Now, Conevery, 46, is on the unemployment rolls.
"I am a statistic," he says.
There are plenty of other statistics - 40,000 fewer people are employed in the nation's securities industry now than two and a half years ago. More than half of those 40,000 jobs were lost in New York. The Wall Street community these days resembles any other town that's been through a big plant closing.
On the ferry crossing New York Bay on the way to Staten Island - a borough that some refer to as the bedroom of Wall Street - everybody seems to have a friend, a cousin or a neighbor who has just lost a job in the securities industry. War stories abound.
There is the guy who came back from vacation to find out that his employer had laid off his secretary.
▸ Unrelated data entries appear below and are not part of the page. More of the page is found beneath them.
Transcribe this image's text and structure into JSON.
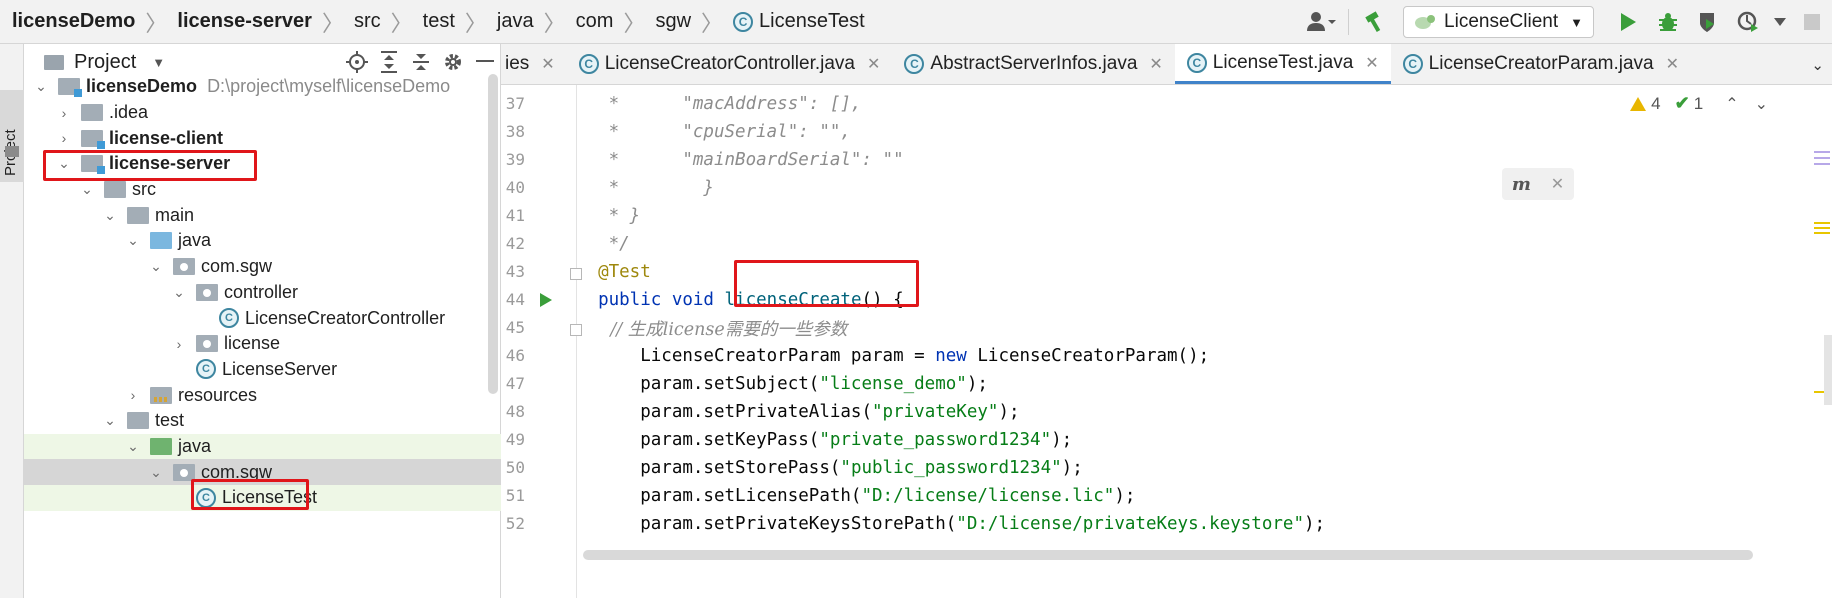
{
  "breadcrumb": [
    "licenseDemo",
    "license-server",
    "src",
    "test",
    "java",
    "com",
    "sgw"
  ],
  "breadcrumb_current": "LicenseTest",
  "class_icon_letter": "C",
  "run_config": {
    "label": "LicenseClient"
  },
  "project_panel": {
    "title": "Project"
  },
  "tree": [
    {
      "label": "licenseDemo",
      "path": "D:\\project\\myself\\licenseDemo"
    },
    {
      "label": ".idea"
    },
    {
      "label": "license-client"
    },
    {
      "label": "license-server"
    },
    {
      "label": "src"
    },
    {
      "label": "main"
    },
    {
      "label": "java"
    },
    {
      "label": "com.sgw"
    },
    {
      "label": "controller"
    },
    {
      "label": "LicenseCreatorController"
    },
    {
      "label": "license"
    },
    {
      "label": "LicenseServer"
    },
    {
      "label": "resources"
    },
    {
      "label": "test"
    },
    {
      "label": "java"
    },
    {
      "label": "com.sgw"
    },
    {
      "label": "LicenseTest"
    }
  ],
  "tabs": [
    {
      "label": "ies"
    },
    {
      "label": "LicenseCreatorController.java"
    },
    {
      "label": "AbstractServerInfos.java"
    },
    {
      "label": "LicenseTest.java"
    },
    {
      "label": "LicenseCreatorParam.java"
    }
  ],
  "inspections": {
    "warnings": "4",
    "ok": "1"
  },
  "code_lines": [
    {
      "num": "37",
      "tokens": [
        {
          "t": "   *      \"macAddress\": [],",
          "c": "c-comment"
        }
      ]
    },
    {
      "num": "38",
      "tokens": [
        {
          "t": "   *      \"cpuSerial\": \"\",",
          "c": "c-comment"
        }
      ]
    },
    {
      "num": "39",
      "tokens": [
        {
          "t": "   *      \"mainBoardSerial\": \"\"",
          "c": "c-comment"
        }
      ]
    },
    {
      "num": "40",
      "tokens": [
        {
          "t": "   *        }",
          "c": "c-comment"
        }
      ]
    },
    {
      "num": "41",
      "tokens": [
        {
          "t": "   * }",
          "c": "c-comment"
        }
      ]
    },
    {
      "num": "42",
      "tokens": [
        {
          "t": "   */",
          "c": "c-comment"
        }
      ]
    },
    {
      "num": "43",
      "tokens": [
        {
          "t": "  @Test",
          "c": "c-annot"
        }
      ]
    },
    {
      "num": "44",
      "tokens": [
        {
          "t": "  public void ",
          "c": "c-kw"
        },
        {
          "t": "licenseCreate",
          "c": "c-fn"
        },
        {
          "t": "() {",
          "c": "c-plain"
        }
      ]
    },
    {
      "num": "45",
      "tokens": [
        {
          "t": "      // 生成license需要的一些参数",
          "c": "c-comment-cn"
        }
      ]
    },
    {
      "num": "46",
      "tokens": [
        {
          "t": "      LicenseCreatorParam param = ",
          "c": "c-plain"
        },
        {
          "t": "new",
          "c": "c-kw"
        },
        {
          "t": " LicenseCreatorParam();",
          "c": "c-plain"
        }
      ]
    },
    {
      "num": "47",
      "tokens": [
        {
          "t": "      param.setSubject(",
          "c": "c-plain"
        },
        {
          "t": "\"license_demo\"",
          "c": "c-str"
        },
        {
          "t": ");",
          "c": "c-plain"
        }
      ]
    },
    {
      "num": "48",
      "tokens": [
        {
          "t": "      param.setPrivateAlias(",
          "c": "c-plain"
        },
        {
          "t": "\"privateKey\"",
          "c": "c-str"
        },
        {
          "t": ");",
          "c": "c-plain"
        }
      ]
    },
    {
      "num": "49",
      "tokens": [
        {
          "t": "      param.setKeyPass(",
          "c": "c-plain"
        },
        {
          "t": "\"private_password1234\"",
          "c": "c-str"
        },
        {
          "t": ");",
          "c": "c-plain"
        }
      ]
    },
    {
      "num": "50",
      "tokens": [
        {
          "t": "      param.setStorePass(",
          "c": "c-plain"
        },
        {
          "t": "\"public_password1234\"",
          "c": "c-str"
        },
        {
          "t": ");",
          "c": "c-plain"
        }
      ]
    },
    {
      "num": "51",
      "tokens": [
        {
          "t": "      param.setLicensePath(",
          "c": "c-plain"
        },
        {
          "t": "\"D:/license/license.lic\"",
          "c": "c-str"
        },
        {
          "t": ");",
          "c": "c-plain"
        }
      ]
    },
    {
      "num": "52",
      "tokens": [
        {
          "t": "      param.setPrivateKeysStorePath(",
          "c": "c-plain"
        },
        {
          "t": "\"D:/license/privateKeys.keystore\"",
          "c": "c-str"
        },
        {
          "t": ");",
          "c": "c-plain"
        }
      ]
    }
  ],
  "colors": {
    "accent_tab": "#4083c9",
    "annotation_box": "#e0161a",
    "run_green": "#3a9e3a"
  }
}
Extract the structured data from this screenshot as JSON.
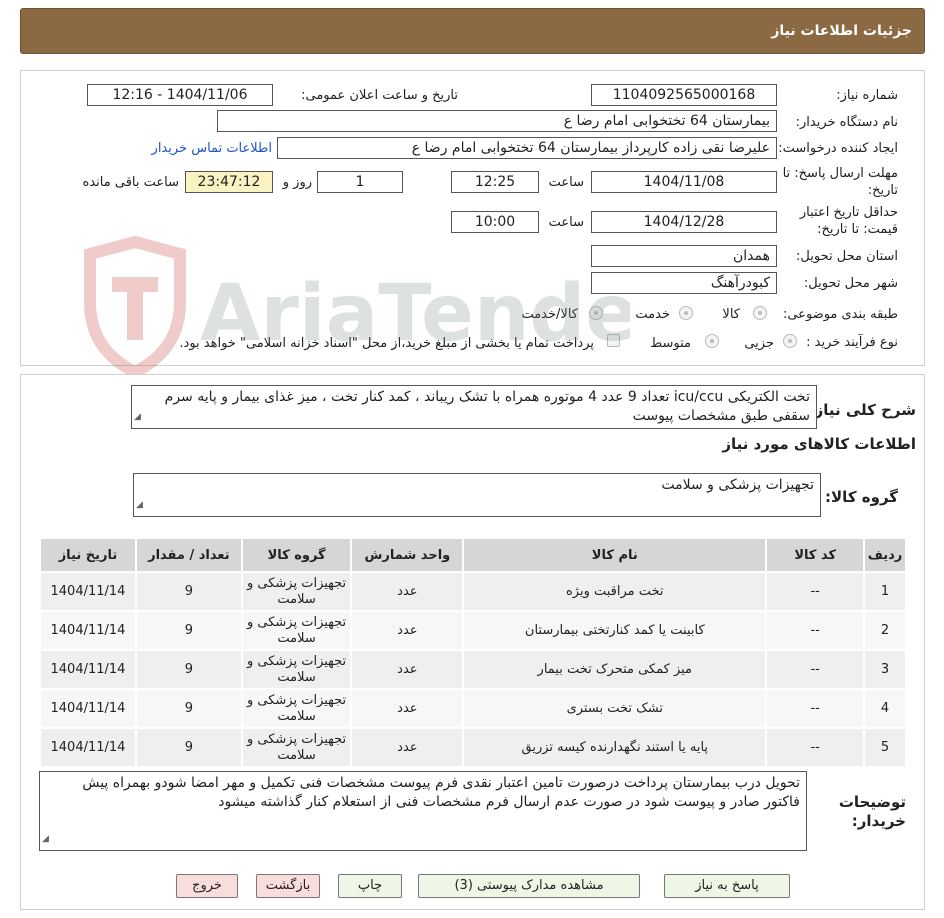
{
  "header": {
    "title": "جزئیات اطلاعات نیاز"
  },
  "info": {
    "need_number_label": "شماره نیاز:",
    "need_number": "1104092565000168",
    "announce_label": "تاریخ و ساعت اعلان عمومی:",
    "announce_value": "1404/11/06 - 12:16",
    "buyer_org_label": "نام دستگاه خریدار:",
    "buyer_org": "بیمارستان  64 تختخوابی امام رضا   ع",
    "creator_label": "ایجاد کننده درخواست:",
    "creator": "علیرضا نقی زاده کارپرداز بیمارستان  64 تختخوابی امام رضا   ع",
    "contact_link": "اطلاعات تماس خریدار",
    "deadline_label_1": "مهلت ارسال پاسخ: تا",
    "deadline_label_2": "تاریخ:",
    "deadline_date": "1404/11/08",
    "time_word": "ساعت",
    "deadline_time": "12:25",
    "days_value": "1",
    "days_word": "روز و",
    "remaining_time": "23:47:12",
    "remaining_word": "ساعت باقی مانده",
    "validity_label_1": "حداقل تاریخ اعتبار",
    "validity_label_2": "قیمت: تا تاریخ:",
    "validity_date": "1404/12/28",
    "validity_time": "10:00",
    "province_label": "استان محل تحویل:",
    "province": "همدان",
    "city_label": "شهر محل تحویل:",
    "city": "کبودرآهنگ",
    "category_label": "طبقه بندی موضوعی:",
    "category_options": [
      "کالا",
      "خدمت",
      "کالا/خدمت"
    ],
    "process_label": "نوع فرآیند خرید :",
    "process_options": [
      "جزیی",
      "متوسط"
    ],
    "payment_note": "پرداخت تمام یا بخشی از مبلغ خرید،از محل \"اسناد خزانه اسلامی\" خواهد بود."
  },
  "summary": {
    "label": "شرح کلی نیاز:",
    "text": "تخت الکتریکی icu/ccu  تعداد 9 عدد 4 موتوره همراه با تشک ریباند ، کمد کنار تخت ، میز غذای بیمار و پایه سرم سقفی طبق مشخصات پیوست"
  },
  "goods": {
    "section_title": "اطلاعات کالاهای مورد نیاز",
    "group_label": "گروه کالا:",
    "group_value": "تجهیزات پزشکی و سلامت",
    "columns": [
      "ردیف",
      "کد کالا",
      "نام کالا",
      "واحد شمارش",
      "گروه کالا",
      "تعداد / مقدار",
      "تاریخ نیاز"
    ],
    "rows": [
      [
        "1",
        "--",
        "تخت مراقبت ویژه",
        "عدد",
        "تجهیزات پزشکی و سلامت",
        "9",
        "1404/11/14"
      ],
      [
        "2",
        "--",
        "کابینت یا کمد کنارتختی بیمارستان",
        "عدد",
        "تجهیزات پزشکی و سلامت",
        "9",
        "1404/11/14"
      ],
      [
        "3",
        "--",
        "میز کمکی متحرک تخت بیمار",
        "عدد",
        "تجهیزات پزشکی و سلامت",
        "9",
        "1404/11/14"
      ],
      [
        "4",
        "--",
        "تشک تخت بستری",
        "عدد",
        "تجهیزات پزشکی و سلامت",
        "9",
        "1404/11/14"
      ],
      [
        "5",
        "--",
        "پایه یا استند نگهدارنده کیسه تزریق",
        "عدد",
        "تجهیزات پزشکی و سلامت",
        "9",
        "1404/11/14"
      ]
    ]
  },
  "notes": {
    "label_1": "توضیحات",
    "label_2": "خریدار:",
    "text": "تحویل درب بیمارستان پرداخت درصورت تامین اعتبار نقدی فرم پیوست مشخصات فنی تکمیل و مهر امضا شودو بهمراه پیش فاکتور صادر و پیوست شود در صورت عدم ارسال فرم مشخصات فنی از استعلام کنار گذاشته میشود"
  },
  "buttons": {
    "reply": "پاسخ به نیاز",
    "attachments": "مشاهده مدارک پیوستی (3)",
    "print": "چاپ",
    "back": "بازگشت",
    "exit": "خروج"
  },
  "watermark": {
    "brand": "AriaTender.neT"
  },
  "colors": {
    "header_bg": "#8b6a43",
    "link": "#1a55c9",
    "highlight": "#fbf2c2"
  }
}
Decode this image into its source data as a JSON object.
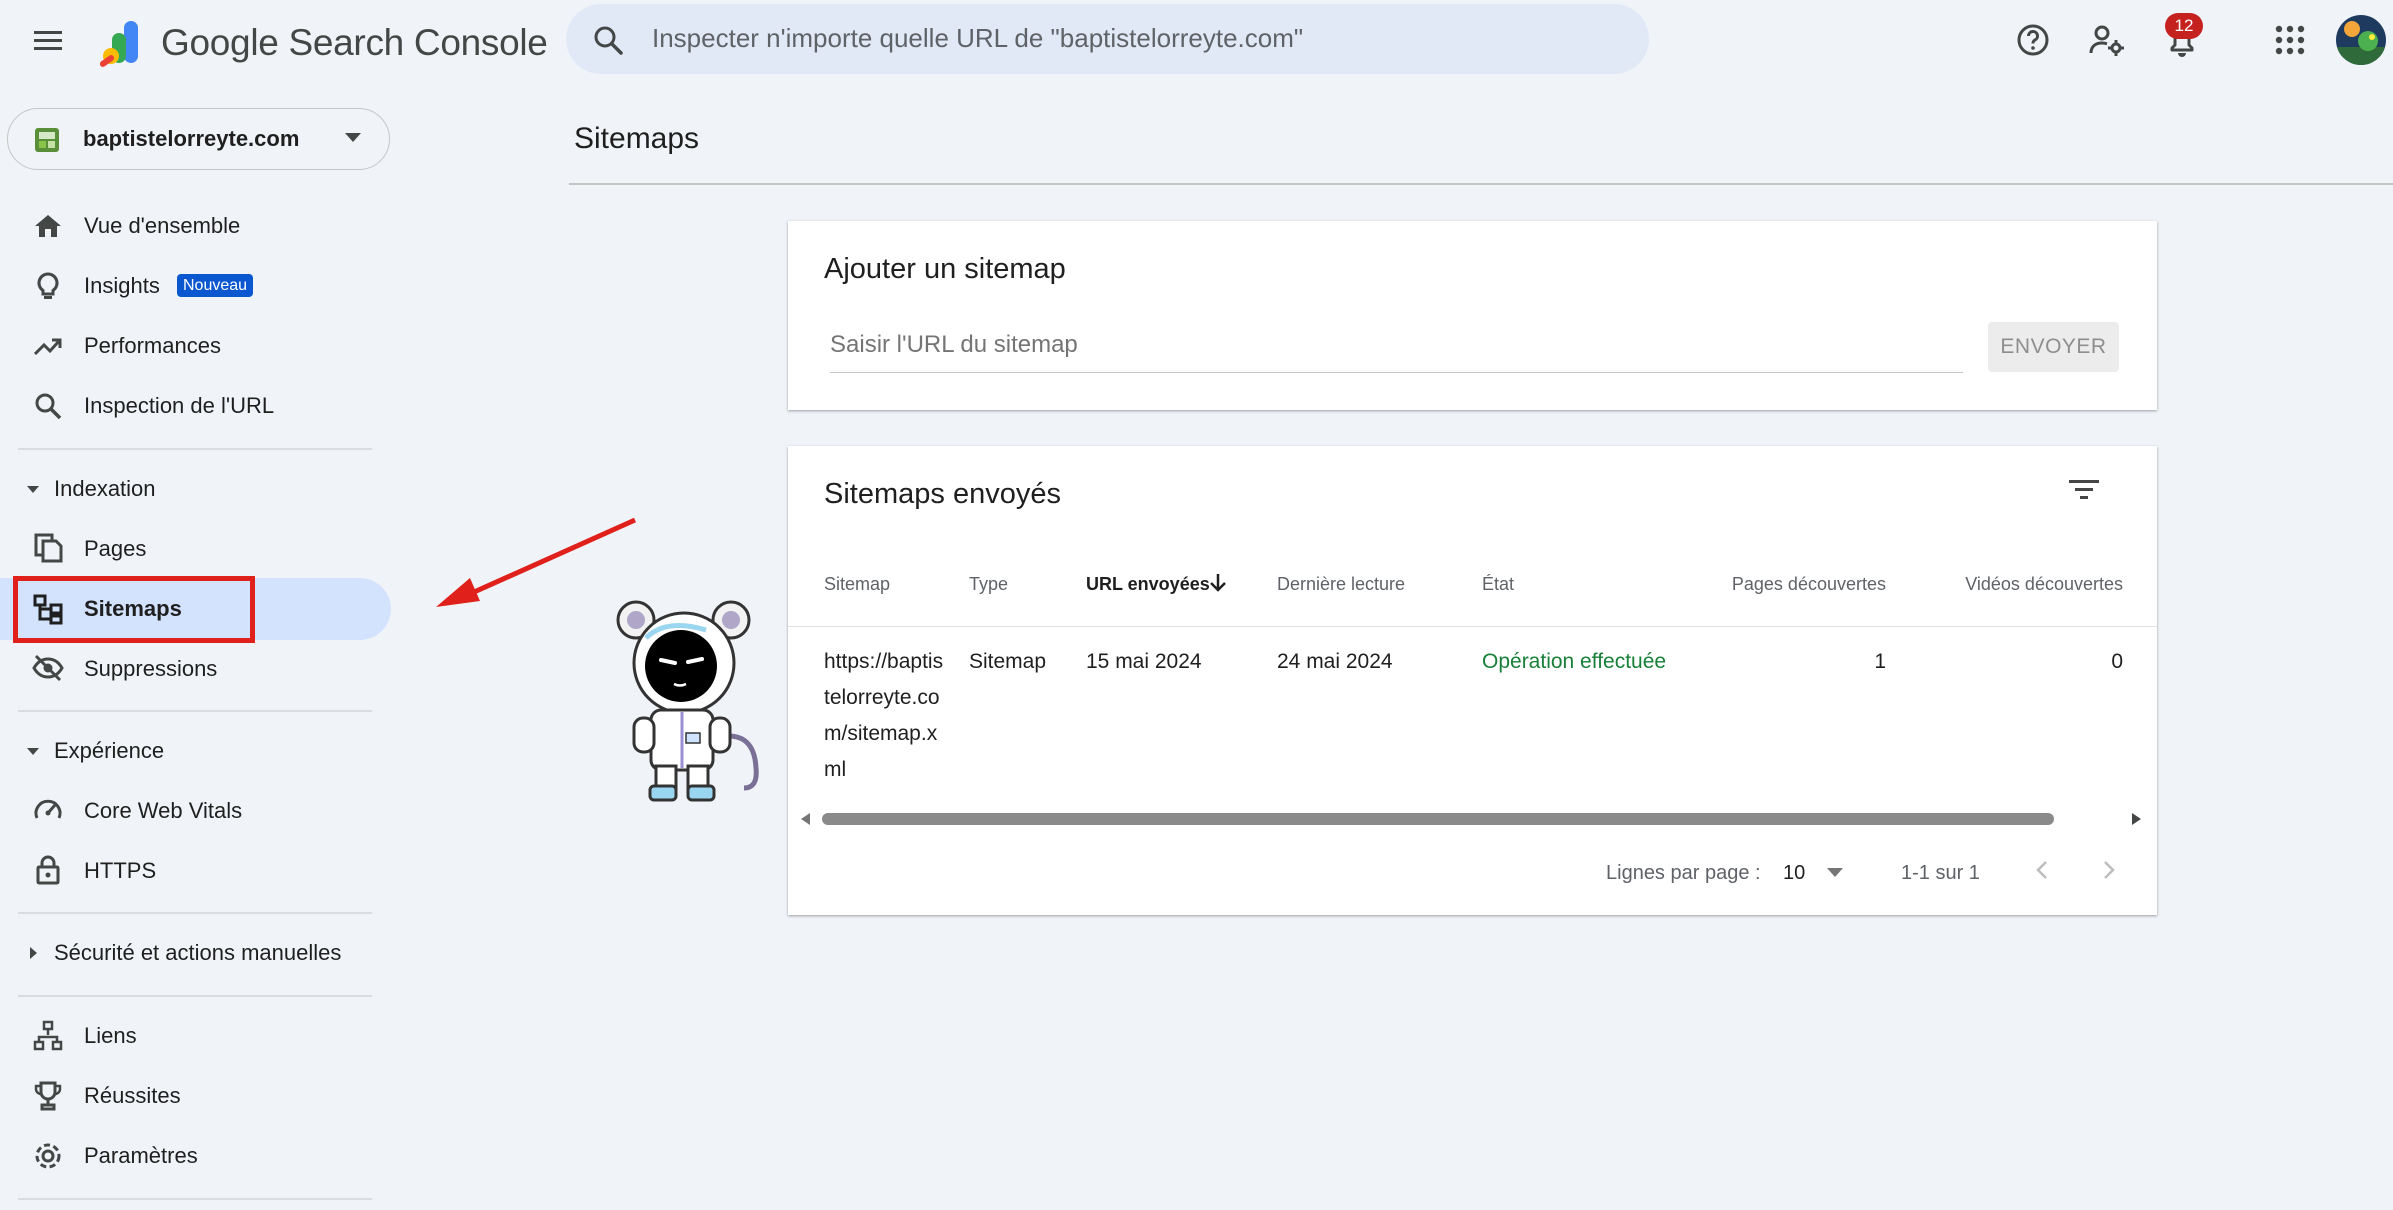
{
  "header": {
    "app_name": "Google Search Console",
    "search_placeholder": "Inspecter n'importe quelle URL de \"baptistelorreyte.com\"",
    "notification_count": "12"
  },
  "property": {
    "name": "baptistelorreyte.com"
  },
  "sidebar": {
    "items": [
      {
        "label": "Vue d'ensemble",
        "icon": "home-icon"
      },
      {
        "label": "Insights",
        "badge": "Nouveau",
        "icon": "lightbulb-icon"
      },
      {
        "label": "Performances",
        "icon": "trending-up-icon"
      },
      {
        "label": "Inspection de l'URL",
        "icon": "search-icon"
      }
    ],
    "indexation": {
      "label": "Indexation",
      "items": [
        {
          "label": "Pages",
          "icon": "pages-icon"
        },
        {
          "label": "Sitemaps",
          "icon": "sitemap-icon",
          "active": true
        },
        {
          "label": "Suppressions",
          "icon": "eye-off-icon"
        }
      ]
    },
    "experience": {
      "label": "Expérience",
      "items": [
        {
          "label": "Core Web Vitals",
          "icon": "speedometer-icon"
        },
        {
          "label": "HTTPS",
          "icon": "lock-icon"
        }
      ]
    },
    "security": {
      "label": "Sécurité et actions manuelles"
    },
    "bottom_items": [
      {
        "label": "Liens",
        "icon": "links-icon"
      },
      {
        "label": "Réussites",
        "icon": "trophy-icon"
      },
      {
        "label": "Paramètres",
        "icon": "gear-icon"
      }
    ]
  },
  "main": {
    "title": "Sitemaps",
    "add_card": {
      "title": "Ajouter un sitemap",
      "input_placeholder": "Saisir l'URL du sitemap",
      "submit_label": "ENVOYER"
    },
    "submitted_card": {
      "title": "Sitemaps envoyés",
      "columns": [
        "Sitemap",
        "Type",
        "URL envoyées",
        "Dernière lecture",
        "État",
        "Pages découvertes",
        "Vidéos découvertes"
      ],
      "sorted_column": "URL envoyées",
      "rows": [
        {
          "sitemap": "https://baptistelorreyte.com/sitemap.xml",
          "type": "Sitemap",
          "submitted": "15 mai 2024",
          "last_read": "24 mai 2024",
          "status": "Opération effectuée",
          "pages": "1",
          "videos": "0"
        }
      ],
      "footer": {
        "rows_per_page_label": "Lignes par page :",
        "rows_per_page_value": "10",
        "range": "1-1 sur 1"
      }
    }
  },
  "colors": {
    "background": "#f0f4f9",
    "active": "#d3e3fd",
    "accent": "#0b57d0",
    "success": "#188038",
    "annotation": "#e0201b"
  }
}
There is the clerk, a real-life version of the lead character in Working Girl, who, after years of clawing her way up the ladder to a promotion, arrived at work to discover that her entire department was being eliminated.
The latest round of layoffs in the industry - unlike the cuts that immediately followed the crash of 1987 - seems to be taking the harshest toll not on the upper echelons earning six-figure salaries, but on the rank and file.
Although some people may think of these people as spoiled yuppies whose comeuppance is long overdue, many among this new breed of unemployed appear to be middle-income people who have put in long years on Wall Street and are ill- trained for other occupations.
For example, Conevery has had to ice his plan to get a college diploma - a project that has involved a decade of night school while he worked full time and raised a family - just a few credits short of graduation.
He concedes that it will be virtually impossible to find a position in his area of expertise because municipal-bond departments have been among those hit hardest on Wall Street.